Billions of pounds were wiped off the value of British financial stocks, and analysts at several banks slashed their forecasts for the pound in the wake of Britain's vote on Thursday to leave the European Union.
Britain's 10-year government borrowing costs also sank below 1 percent for the first time ever.
Finance minister George Osborne said on Monday the economy would have to face up to "an adjustment" as it dealt with the fallout of "Brexit." Against a backdrop of sliding share prices and an uncertain economic outlook, investors sold sterling and sought the safety of government bonds.
Sterling shed more than 3 percent against the dollar to a fresh 31-year low of $1.3221, and the euro rose more than 2 percent to 83.25 pence, its highest in more than two years.

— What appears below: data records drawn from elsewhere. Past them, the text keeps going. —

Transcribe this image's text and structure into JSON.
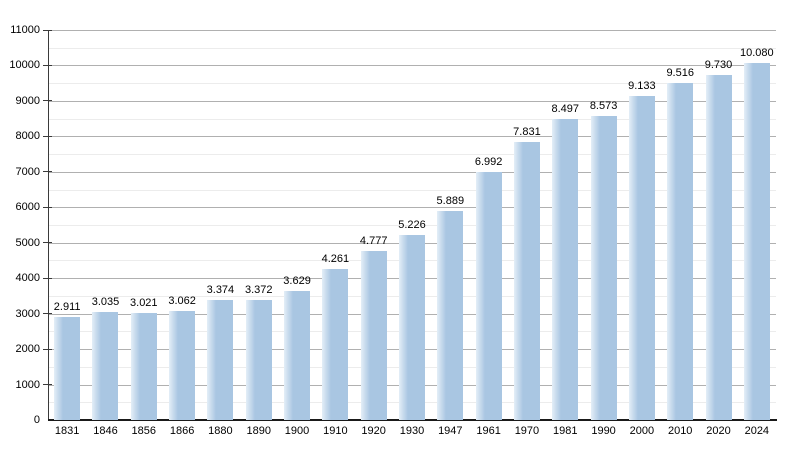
{
  "chart_data": {
    "type": "bar",
    "title": "",
    "xlabel": "",
    "ylabel": "",
    "categories": [
      "1831",
      "1846",
      "1856",
      "1866",
      "1880",
      "1890",
      "1900",
      "1910",
      "1920",
      "1930",
      "1947",
      "1961",
      "1970",
      "1981",
      "1990",
      "2000",
      "2010",
      "2020",
      "2024"
    ],
    "values": [
      2911,
      3035,
      3021,
      3062,
      3374,
      3372,
      3629,
      4261,
      4777,
      5226,
      5889,
      6992,
      7831,
      8497,
      8573,
      9133,
      9516,
      9730,
      10080
    ],
    "value_labels": [
      "2.911",
      "3.035",
      "3.021",
      "3.062",
      "3.374",
      "3.372",
      "3.629",
      "4.261",
      "4.777",
      "5.226",
      "5.889",
      "6.992",
      "7.831",
      "8.497",
      "8.573",
      "9.133",
      "9.516",
      "9.730",
      "10.080"
    ],
    "ylim": [
      0,
      11000
    ],
    "y_major_step": 1000,
    "y_minor_step": 500,
    "y_tick_labels": [
      "0",
      "1000",
      "2000",
      "3000",
      "4000",
      "5000",
      "6000",
      "7000",
      "8000",
      "9000",
      "10000",
      "11000"
    ],
    "grid": "on",
    "legend_position": "none",
    "colors": {
      "bar_fill": "#a9c6e2",
      "bar_fill_left_fade": "#e4eef7",
      "grid_major": "#b0b0b0",
      "grid_minor": "#ececec",
      "axis": "#3a3a3a",
      "x_axis": "#1a1a1a",
      "text": "#000000",
      "background": "#ffffff"
    }
  }
}
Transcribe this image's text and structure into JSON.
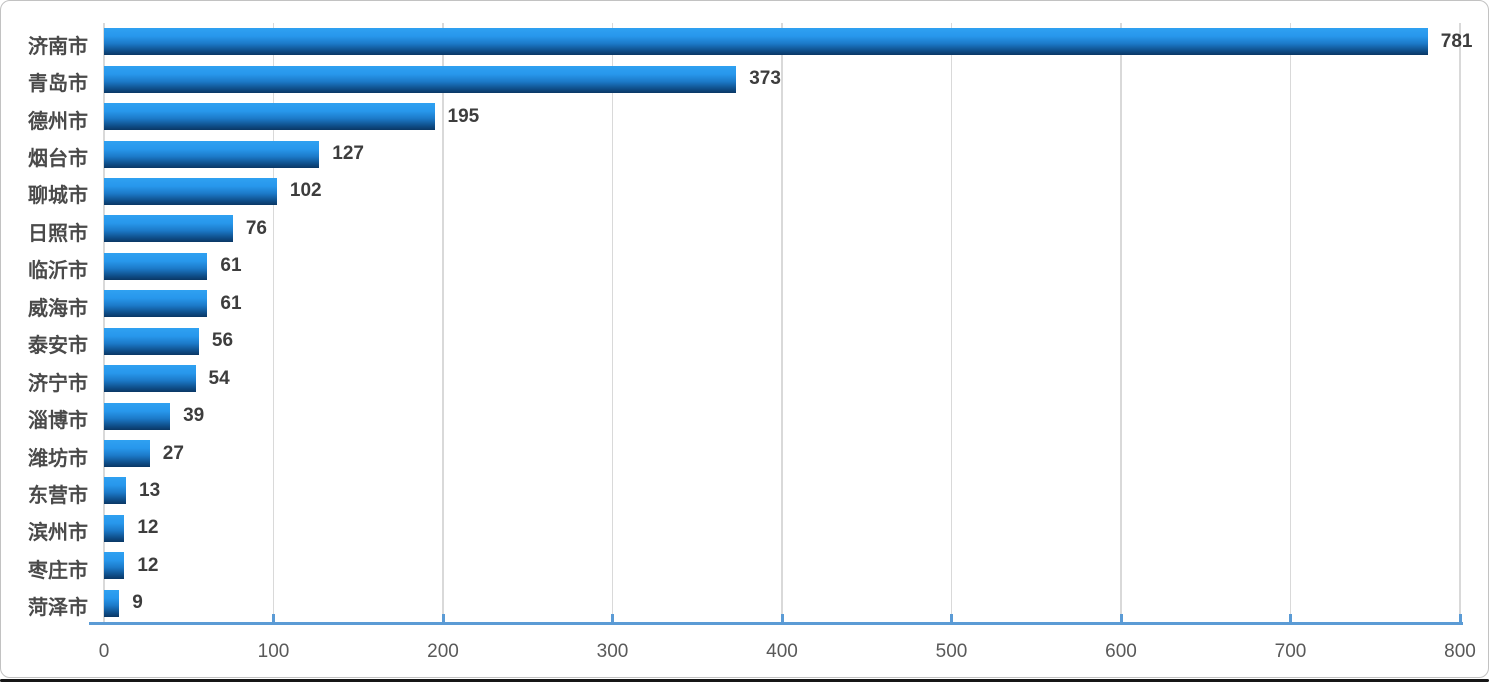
{
  "chart_data": {
    "type": "bar",
    "orientation": "horizontal",
    "title": "",
    "xlabel": "",
    "ylabel": "",
    "categories": [
      "济南市",
      "青岛市",
      "德州市",
      "烟台市",
      "聊城市",
      "日照市",
      "临沂市",
      "威海市",
      "泰安市",
      "济宁市",
      "淄博市",
      "潍坊市",
      "东营市",
      "滨州市",
      "枣庄市",
      "菏泽市"
    ],
    "values": [
      781,
      373,
      195,
      127,
      102,
      76,
      61,
      61,
      56,
      54,
      39,
      27,
      13,
      12,
      12,
      9
    ],
    "value_labels": [
      "781",
      "373",
      "195",
      "127",
      "102",
      "76",
      "61",
      "61",
      "56",
      "54",
      "39",
      "27",
      "13",
      "12",
      "12",
      "9"
    ],
    "xlim": [
      0,
      800
    ],
    "x_tick_labels": [
      "0",
      "100",
      "200",
      "300",
      "400",
      "500",
      "600",
      "700",
      "800"
    ],
    "x_tick_values": [
      0,
      100,
      200,
      300,
      400,
      500,
      600,
      700,
      800
    ],
    "grid": true,
    "legend": false,
    "colors": {
      "bar_gradient_top": "#2fa1f1",
      "bar_gradient_mid1": "#2897ec",
      "bar_gradient_mid2": "#1c79c8",
      "bar_gradient_mid3": "#10528f",
      "bar_gradient_bottom": "#0a3765",
      "axis_line": "#5b9bd5",
      "gridline": "#d9d9d9",
      "category_label": "#4a4a4a",
      "value_label": "#3d3d3d",
      "tick_label": "#595959",
      "card_border": "#c2c2c2",
      "background": "#ffffff"
    }
  }
}
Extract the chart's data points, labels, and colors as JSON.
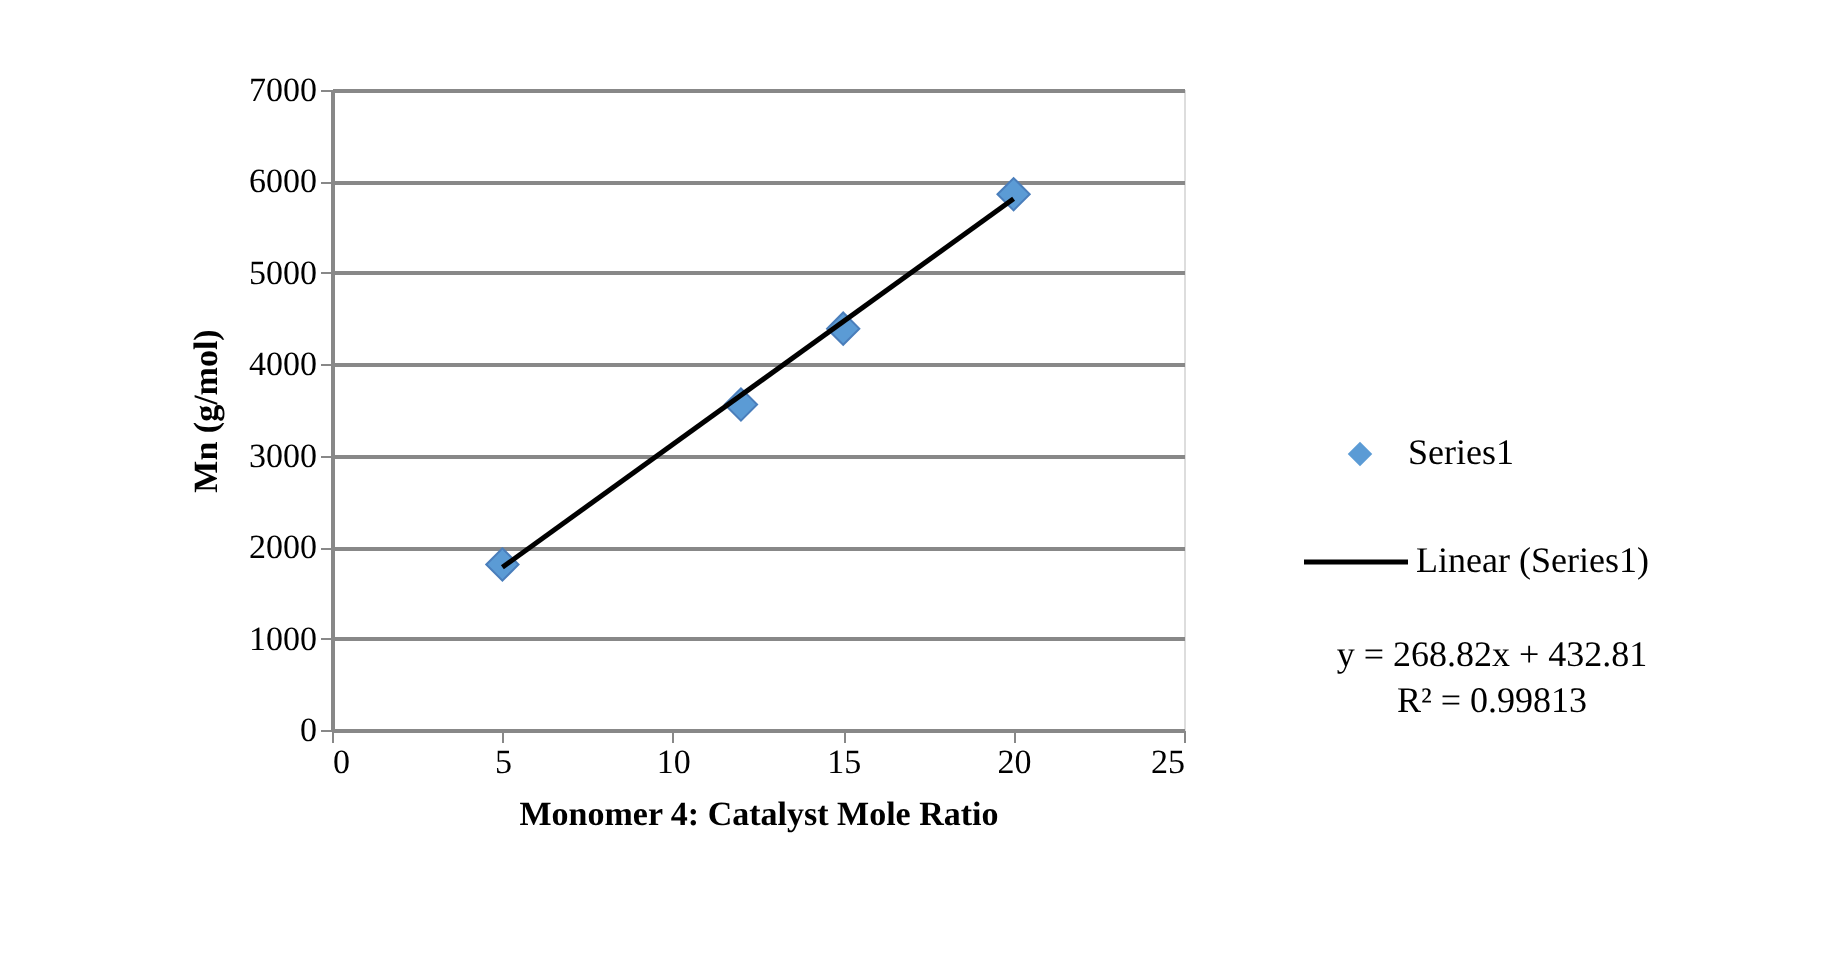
{
  "chart_data": {
    "type": "scatter",
    "xlabel": "Monomer 4: Catalyst Mole Ratio",
    "ylabel": "Mn (g/mol)",
    "series": [
      {
        "name": "Series1",
        "color": "#5b9bd5",
        "marker": "diamond",
        "x": [
          5,
          12,
          15,
          20
        ],
        "values": [
          1810,
          3560,
          4390,
          5860
        ]
      },
      {
        "name": "Linear (Series1)",
        "type": "line",
        "color": "#000000",
        "x": [
          5,
          20
        ],
        "values": [
          1780,
          5810
        ]
      }
    ],
    "xlim": [
      0,
      25
    ],
    "xticks": [
      0,
      5,
      10,
      15,
      20,
      25
    ],
    "ylim": [
      0,
      7000
    ],
    "yticks": [
      0,
      1000,
      2000,
      3000,
      4000,
      5000,
      6000,
      7000
    ],
    "grid": "y",
    "legend": "right",
    "line_style": "solid",
    "annotations": [
      "y = 268.82x + 432.81",
      "R² = 0.99813"
    ]
  }
}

The pound's fall on Friday was the largest in modern history, reaching more than 10 percent against the dollar at one stage, and was also the largest decline since at least the 1970s on a trade-weighted basis.
Some, like Unicredit, reckon the pound will fall even further, perhaps as low as $1.20.
"The clear risk must be for further downside," said Neil Mellor, a currency strategist at Bank of New York Mellon in London. "Uncertainty equals currency weakness, we know this, and there is no sense that this (sterling) is a value trade right now and that you have to get back in. It is too early for anyone to start calling a bottom."
Analysts at RBC Capital Markets pointed to the history of past sell-offs as pointing the way towards $1.20-1.25 for the pound by the end of the third quarter of this year.